For what values of r does the function
y = erx
satisfy the differential equation
y'' − 8y' + 2y = 0?
(Enter your answers as a comma-separated list.)
To find the values of r that satisfy the given differential equation, we need to find the characteristic equation of the differential equation by substituting y = e^(rx) into the equation.

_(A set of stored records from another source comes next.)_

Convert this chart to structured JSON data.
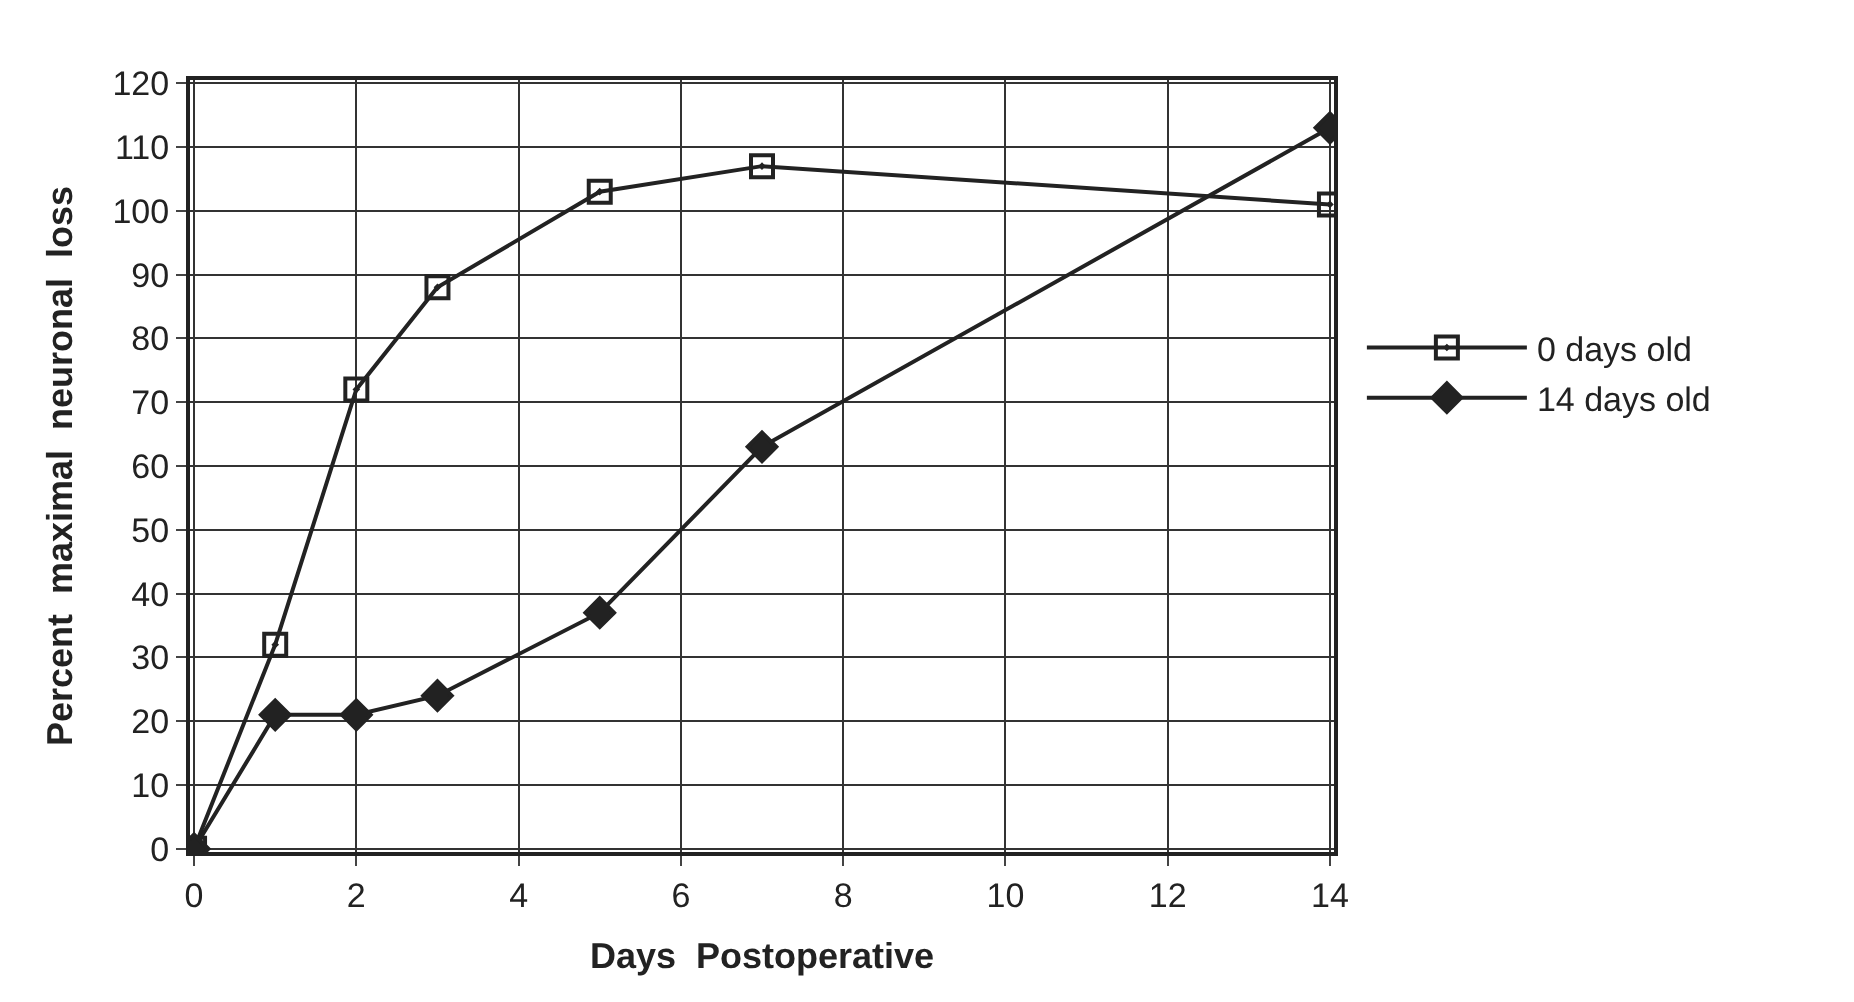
{
  "chart_data": {
    "type": "line",
    "xlabel": "Days  Postoperative",
    "ylabel": "Percent  maximal  neuronal  loss",
    "xlim": [
      0,
      14
    ],
    "xticks": [
      0,
      2,
      4,
      6,
      8,
      10,
      12,
      14
    ],
    "ylim": [
      0,
      120
    ],
    "yticks": [
      0,
      10,
      20,
      30,
      40,
      50,
      60,
      70,
      80,
      90,
      100,
      110,
      120
    ],
    "grid": true,
    "legend": "right",
    "series": [
      {
        "name": "0 days old",
        "color": "#222222",
        "marker": "square",
        "x": [
          0,
          1,
          2,
          3,
          5,
          7,
          14
        ],
        "values": [
          0,
          32,
          72,
          88,
          103,
          107,
          101
        ]
      },
      {
        "name": "14 days old",
        "color": "#222222",
        "marker": "diamond",
        "x": [
          0,
          1,
          2,
          3,
          5,
          7,
          14
        ],
        "values": [
          0,
          21,
          21,
          24,
          37,
          63,
          113
        ]
      }
    ]
  }
}
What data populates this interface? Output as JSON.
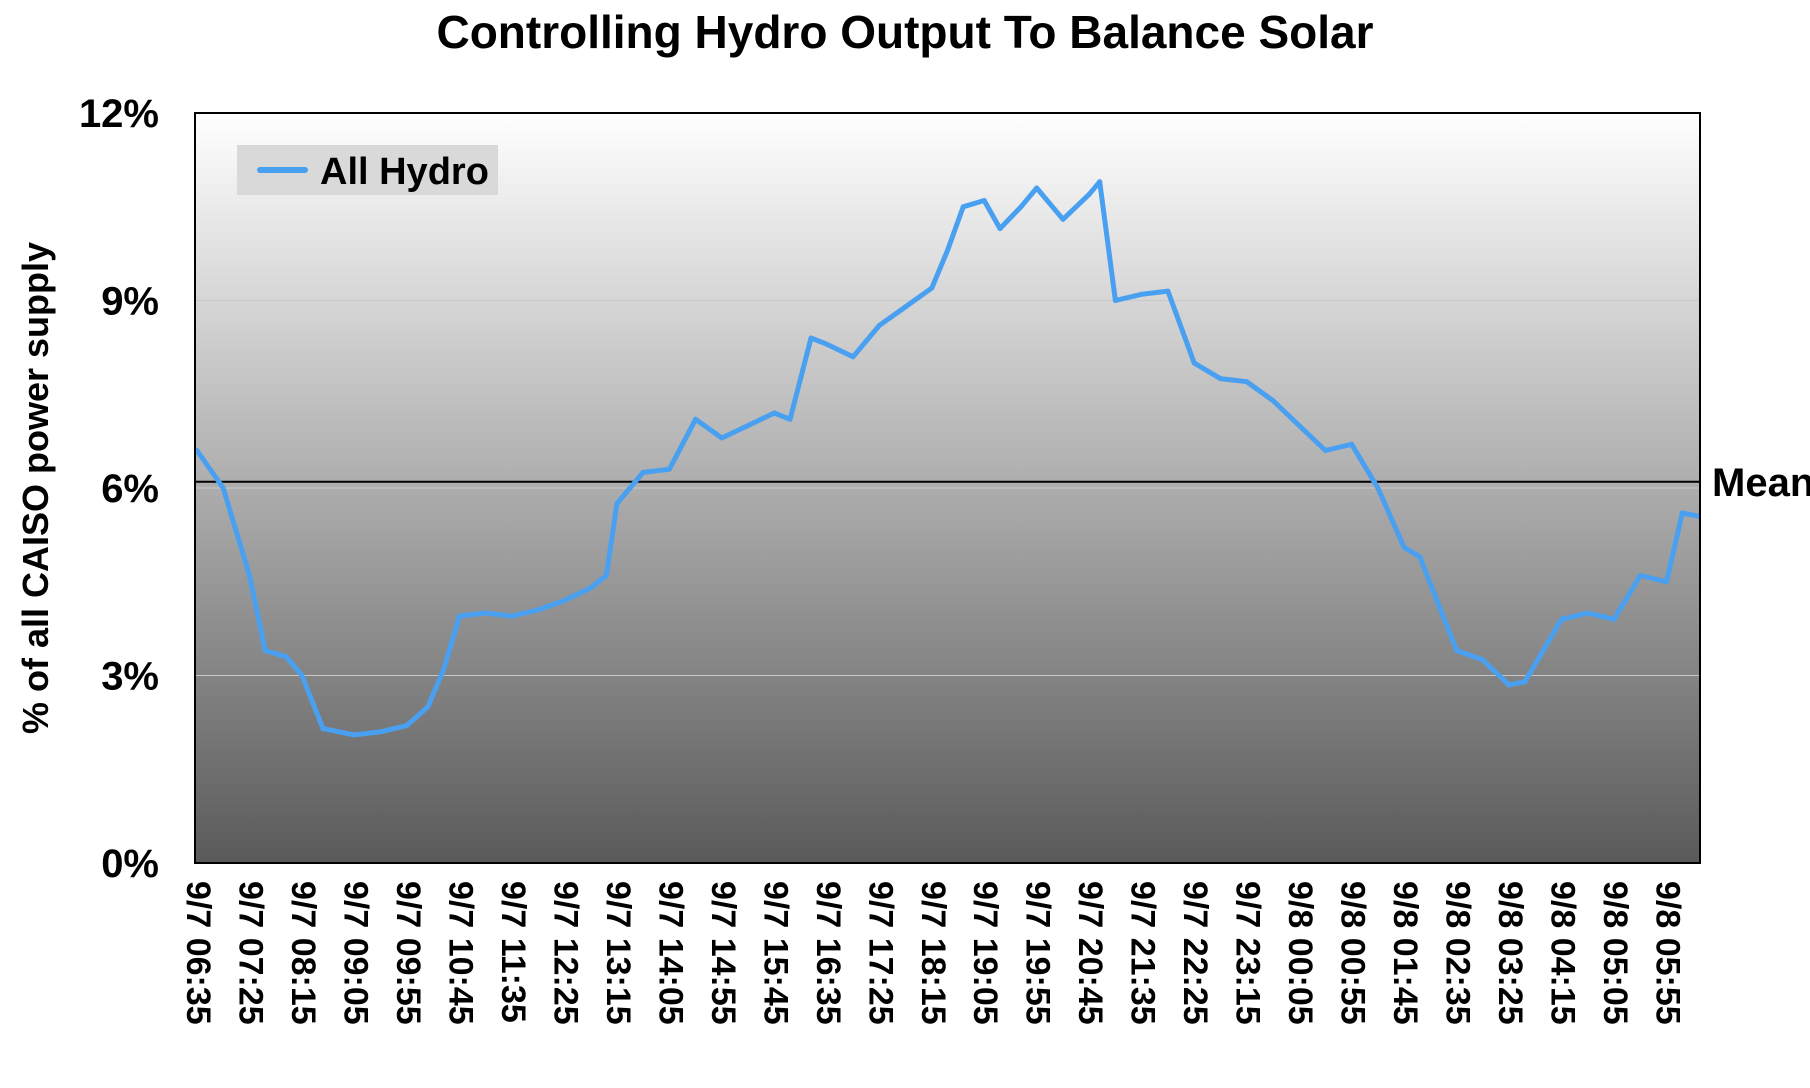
{
  "chart_data": {
    "type": "line",
    "title": "Controlling Hydro Output To Balance Solar",
    "xlabel": "",
    "ylabel": "% of all CAISO power supply",
    "ylim": [
      0,
      12
    ],
    "yticks": [
      0,
      3,
      6,
      9,
      12
    ],
    "ytick_labels": [
      "0%",
      "3%",
      "6%",
      "9%",
      "12%"
    ],
    "x_tick_labels": [
      "9/7 06:35",
      "9/7 07:25",
      "9/7 08:15",
      "9/7 09:05",
      "9/7 09:55",
      "9/7 10:45",
      "9/7 11:35",
      "9/7 12:25",
      "9/7 13:15",
      "9/7 14:05",
      "9/7 14:55",
      "9/7 15:45",
      "9/7 16:35",
      "9/7 17:25",
      "9/7 18:15",
      "9/7 19:05",
      "9/7 19:55",
      "9/7 20:45",
      "9/7 21:35",
      "9/7 22:25",
      "9/7 23:15",
      "9/8 00:05",
      "9/8 00:55",
      "9/8 01:45",
      "9/8 02:35",
      "9/8 03:25",
      "9/8 04:15",
      "9/8 05:05",
      "9/8 05:55"
    ],
    "grid": true,
    "legend": "top-left",
    "annotations": [
      {
        "text": "Mean",
        "y": 6.1
      }
    ],
    "colors": {
      "series": "#4aa0f0",
      "mean_line": "#000000"
    },
    "series": [
      {
        "name": "All Hydro",
        "x": [
          "9/7 06:35",
          "9/7 07:00",
          "9/7 07:25",
          "9/7 07:40",
          "9/7 08:00",
          "9/7 08:15",
          "9/7 08:35",
          "9/7 09:05",
          "9/7 09:30",
          "9/7 09:55",
          "9/7 10:15",
          "9/7 10:30",
          "9/7 10:45",
          "9/7 11:10",
          "9/7 11:35",
          "9/7 12:00",
          "9/7 12:25",
          "9/7 12:50",
          "9/7 13:05",
          "9/7 13:15",
          "9/7 13:40",
          "9/7 14:05",
          "9/7 14:30",
          "9/7 14:55",
          "9/7 15:20",
          "9/7 15:45",
          "9/7 16:00",
          "9/7 16:20",
          "9/7 16:35",
          "9/7 17:00",
          "9/7 17:25",
          "9/7 17:50",
          "9/7 18:15",
          "9/7 18:30",
          "9/7 18:45",
          "9/7 19:05",
          "9/7 19:20",
          "9/7 19:40",
          "9/7 19:55",
          "9/7 20:20",
          "9/7 20:45",
          "9/7 20:55",
          "9/7 21:10",
          "9/7 21:35",
          "9/7 22:00",
          "9/7 22:25",
          "9/7 22:50",
          "9/7 23:15",
          "9/7 23:40",
          "9/8 00:05",
          "9/8 00:30",
          "9/8 00:55",
          "9/8 01:20",
          "9/8 01:45",
          "9/8 02:00",
          "9/8 02:35",
          "9/8 03:00",
          "9/8 03:25",
          "9/8 03:40",
          "9/8 04:15",
          "9/8 04:40",
          "9/8 05:05",
          "9/8 05:30",
          "9/8 05:55",
          "9/8 06:10",
          "9/8 06:25"
        ],
        "values": [
          6.6,
          6.0,
          4.6,
          3.4,
          3.3,
          3.0,
          2.15,
          2.05,
          2.1,
          2.2,
          2.5,
          3.1,
          3.95,
          4.0,
          3.95,
          4.05,
          4.2,
          4.4,
          4.6,
          5.75,
          6.25,
          6.3,
          7.1,
          6.8,
          7.0,
          7.2,
          7.1,
          8.4,
          8.3,
          8.1,
          8.6,
          8.9,
          9.2,
          9.8,
          10.5,
          10.6,
          10.15,
          10.5,
          10.8,
          10.3,
          10.7,
          10.9,
          9.0,
          9.1,
          9.15,
          8.0,
          7.75,
          7.7,
          7.4,
          7.0,
          6.6,
          6.7,
          6.0,
          5.05,
          4.9,
          3.4,
          3.25,
          2.85,
          2.9,
          3.9,
          4.0,
          3.9,
          4.6,
          4.5,
          5.6,
          5.55
        ]
      }
    ]
  }
}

The characteristic equation is obtained by substituting y = e^(rx) into the differential equation:
y'' - 8y' + 2y = 0
Differentiating y twice, we get:
y' = re^(rx)
y'' = r^2e^(rx)
Substituting these results back into the differential equation:
r^2e^(rx) - 8re^(rx) + 2e^(rx) = 0
Factoring out e^(rx):
e^(rx)(r^2 - 8r + 2) = 0
Since e^(rx) is never zero, we can ignore it and focus on solving the quadratic equation:
r^2 - 8r + 2 = 0
To solve this quadratic equation, we can use the quadratic formula:
r = (-b ± sqrt(b^2 - 4ac)) / (2a)
In this case, a = 1, b = -8, and c = 2. Substituting these values into the quadratic formula:
r = (-(-8) ± sqrt((-8)^2 - 4(1)(2))) / (2(1))
= (8 ± sqrt(64 - 8)) / 2
= (8 ± sqrt(56)) / 2
= (8 ± 2sqrt(14)) / 2
= 4 ± sqrt(14)
Thus, the values of r that satisfy the differential equation are:
r = 4 + sqrt(14), 4 - sqrt(14)
Hence, the solution is r = 4 + sqrt(14), 4 - sqrt(14).